Burgemeester sluit op grond van 13b Opiumwet woning voor één jaar na verklaringen van kopers drugs

De burgemeester van Venlo sluit op grond van art. 13b Opiumwet een woning voor de duur van één jaar na de vondst drugs in een woning. Opvallend is dat in de woning slechts een heel laag percentage drugs is gevonden, maar dat de burgemeester zich voornamelijk baseert op verklaringen van kopers van de drugs. De Afdeling gaat daarmee akkoord:

De twee verklaringen die zijn opgenomen in de processen-verbaal van verhoor van 14 augustus 2009 van [persoon A] en [persoon B] komen inhoudelijk met elkaar overeen. Uit die verklaringen volgt dat [persoon A] en [persoon B] in de woning middelen hebben gekocht die zij voor heroïne hielden. Uit het rapport van het onderzoek van het NFI volgt verder dat een van de monsters die is genomen van die materialen, heroïne bevatte. Niet van belang is dat [persoon A] heeft verklaard nog heroïne over te hebben gehad van de dag ervoor. Gelet op haar verklaring en die van [persoon B] is het aannemelijk dat zij de heroïne die bij haar is aangetroffen in de woning heeft gekocht en dat zij met haar verklaring kenbaar heeft willen maken, dat zij laat in de middag naar de woning is gegaan omdat zij voor de ochtend en de middag nog heroïne had van de dag ervoor die zij nog kon gebruiken.

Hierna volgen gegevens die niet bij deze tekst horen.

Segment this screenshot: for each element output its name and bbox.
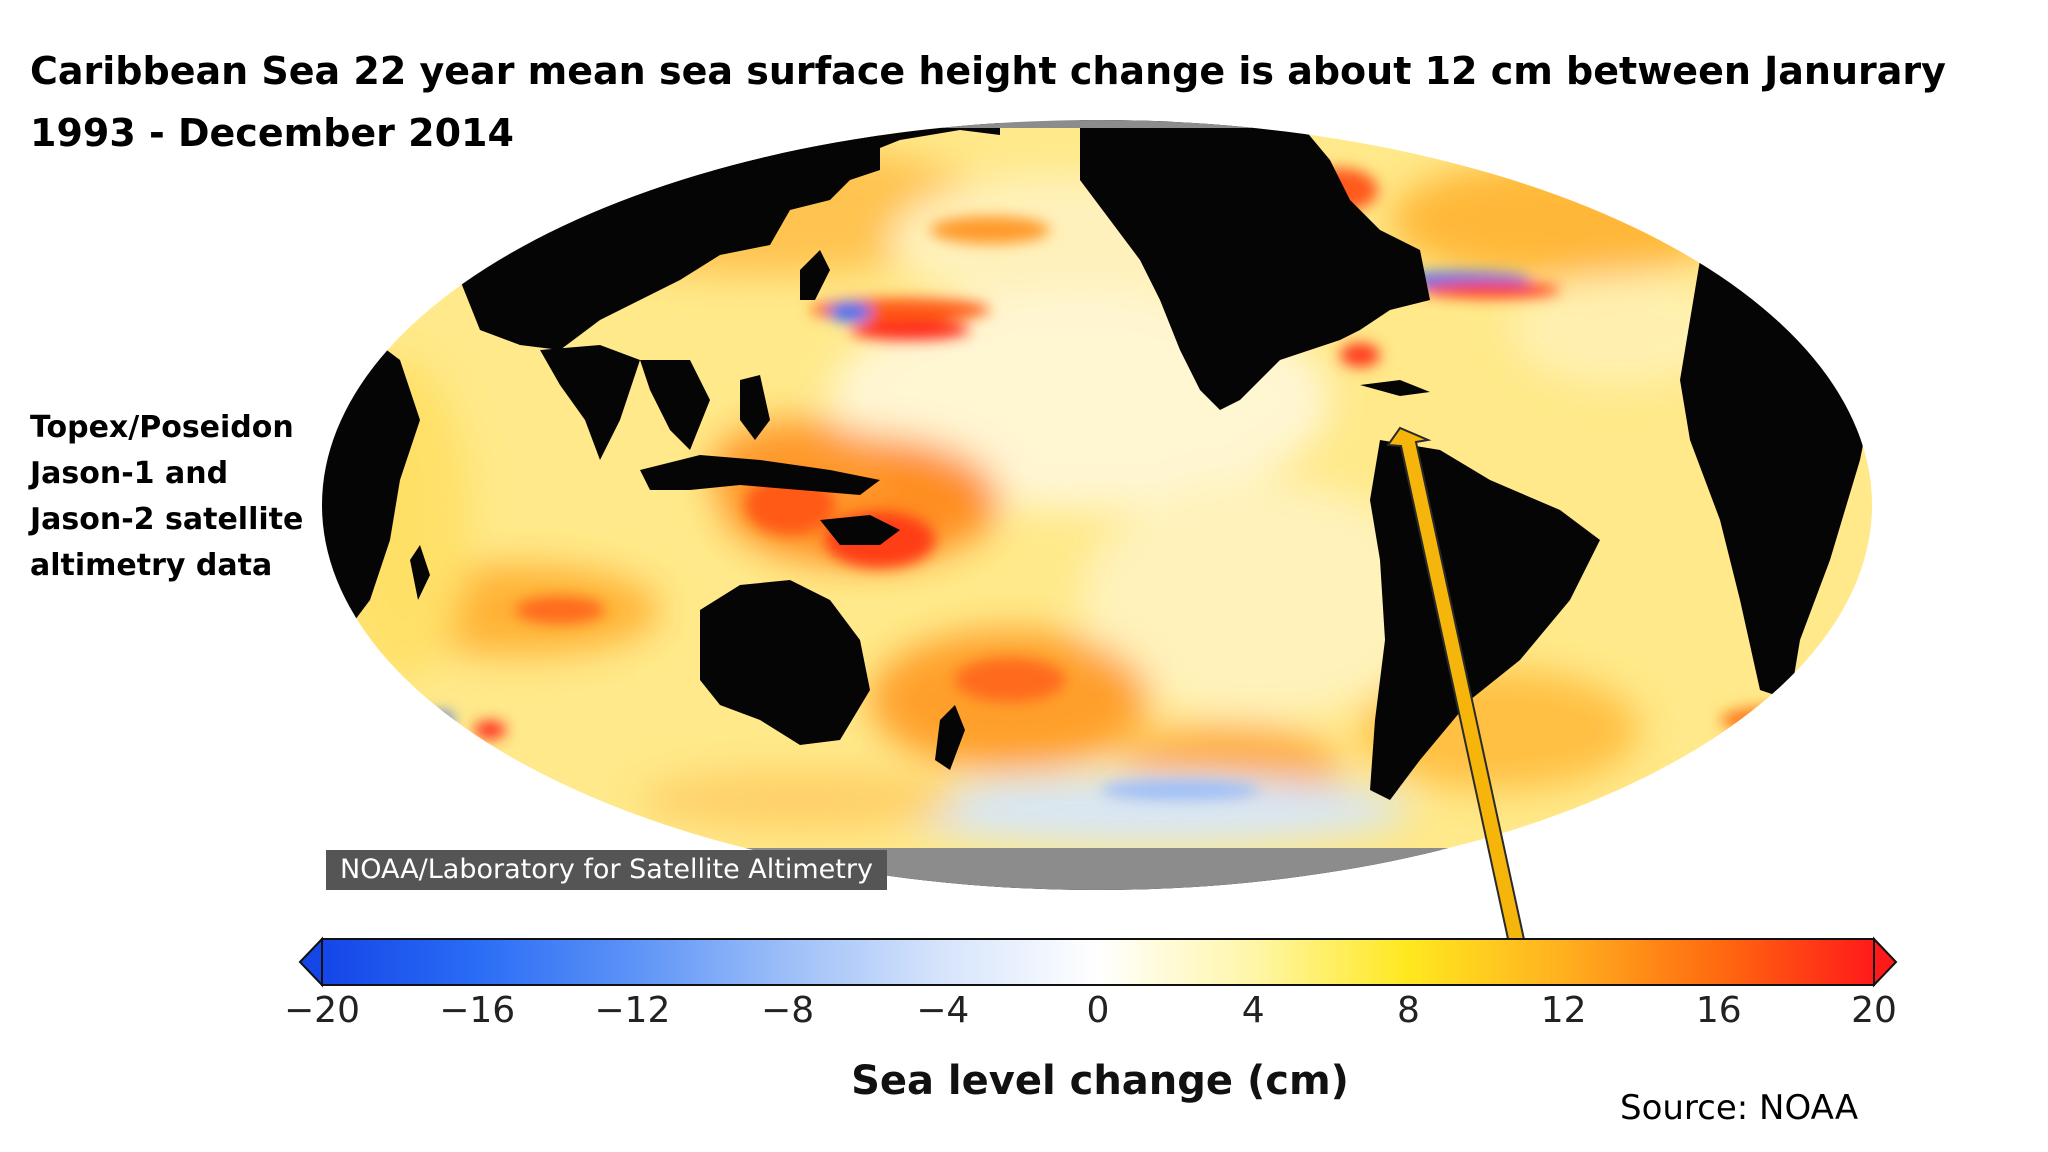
side-note-line: Jason-1 and bbox=[30, 456, 229, 491]
colorbar-gradient bbox=[321, 938, 1875, 986]
colorbar-min-extension bbox=[298, 936, 323, 988]
greenland-land bbox=[1580, 120, 1700, 190]
new-guinea-land bbox=[820, 515, 900, 545]
data-source-note: Topex/Poseidon Jason-1 and Jason-2 satel… bbox=[30, 405, 330, 589]
side-note-line: Jason-2 satellite bbox=[30, 502, 304, 537]
colorbar-max-extension bbox=[1873, 936, 1898, 988]
arctic-no-data bbox=[322, 120, 1872, 128]
philippines-land bbox=[740, 375, 770, 440]
colorbar-tick-label: 0 bbox=[1086, 990, 1110, 1031]
colorbar-tick-label: −20 bbox=[284, 990, 360, 1031]
colorbar-tick-label: 20 bbox=[1851, 990, 1897, 1031]
side-note-line: Topex/Poseidon bbox=[30, 410, 294, 445]
new-zealand-land bbox=[935, 705, 965, 770]
indonesia-land bbox=[640, 455, 880, 495]
colorbar-tick-label: −16 bbox=[439, 990, 516, 1031]
colorbar-tick-label: −4 bbox=[916, 990, 970, 1031]
australia-land bbox=[700, 580, 870, 745]
japan-land bbox=[800, 250, 830, 300]
side-note-line: altimetry data bbox=[30, 548, 273, 583]
cuba-land bbox=[1360, 380, 1430, 396]
map-credit: NOAA/Laboratory for Satellite Altimetry bbox=[326, 850, 887, 890]
indochina-land bbox=[640, 360, 710, 450]
madagascar-land bbox=[410, 545, 430, 600]
slide-title: Caribbean Sea 22 year mean sea surface h… bbox=[30, 49, 1946, 155]
colorbar-tick-label: 4 bbox=[1241, 990, 1265, 1031]
india-land bbox=[540, 345, 640, 460]
colorbar-tick-label: 12 bbox=[1540, 990, 1587, 1031]
colorbar-tick-label: −8 bbox=[761, 990, 815, 1031]
colorbar-title: Sea level change (cm) bbox=[851, 1058, 1349, 1104]
source-note: Source: NOAA bbox=[1620, 1088, 1859, 1128]
map-globe bbox=[322, 120, 1872, 890]
north-america-land bbox=[1080, 120, 1430, 410]
colorbar bbox=[298, 936, 1898, 988]
colorbar-tick-label: −12 bbox=[594, 990, 671, 1031]
colorbar-tick-label: 16 bbox=[1695, 990, 1742, 1031]
sea-level-anomalies bbox=[330, 145, 1840, 845]
colorbar-tick-label: 8 bbox=[1396, 990, 1420, 1031]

De rechtbank heeft verder terecht geen belang gehecht aan het gegeven dat de materialen die in de woning zijn aangetroffen een concentratie cocaïne bevatten die verwaarloosbaar is ten opzichte van gangbare concentraties op gebruikersniveau en dat [appellant] kopers wenste te misleiden over de betreffende materialen. Uit de verklaringen die zijn opgenomen in de processen-verbaal van de verhoren van [persoon A] en [persoon B] en het rapport van het onderzoek van het NFI van 2 september 2009 volgt dat in de woning heroïne is verkocht, zijnde een stof als bedoeld in artikel 13b, eerste lid, van de Opiumwet.

De rechtbank heeft terecht overwogen dat de burgemeester zich met juistheid op het standpunt heeft gesteld dat in de woning een middel, als bedoeld in artikel 13b, eerste lid, van de Opiumwet is aangetroffen en dat middel daar is verkocht dan wel daartoe aanwezig was. Het betoog faalt.

De sluitingsduur is evenmin te lang.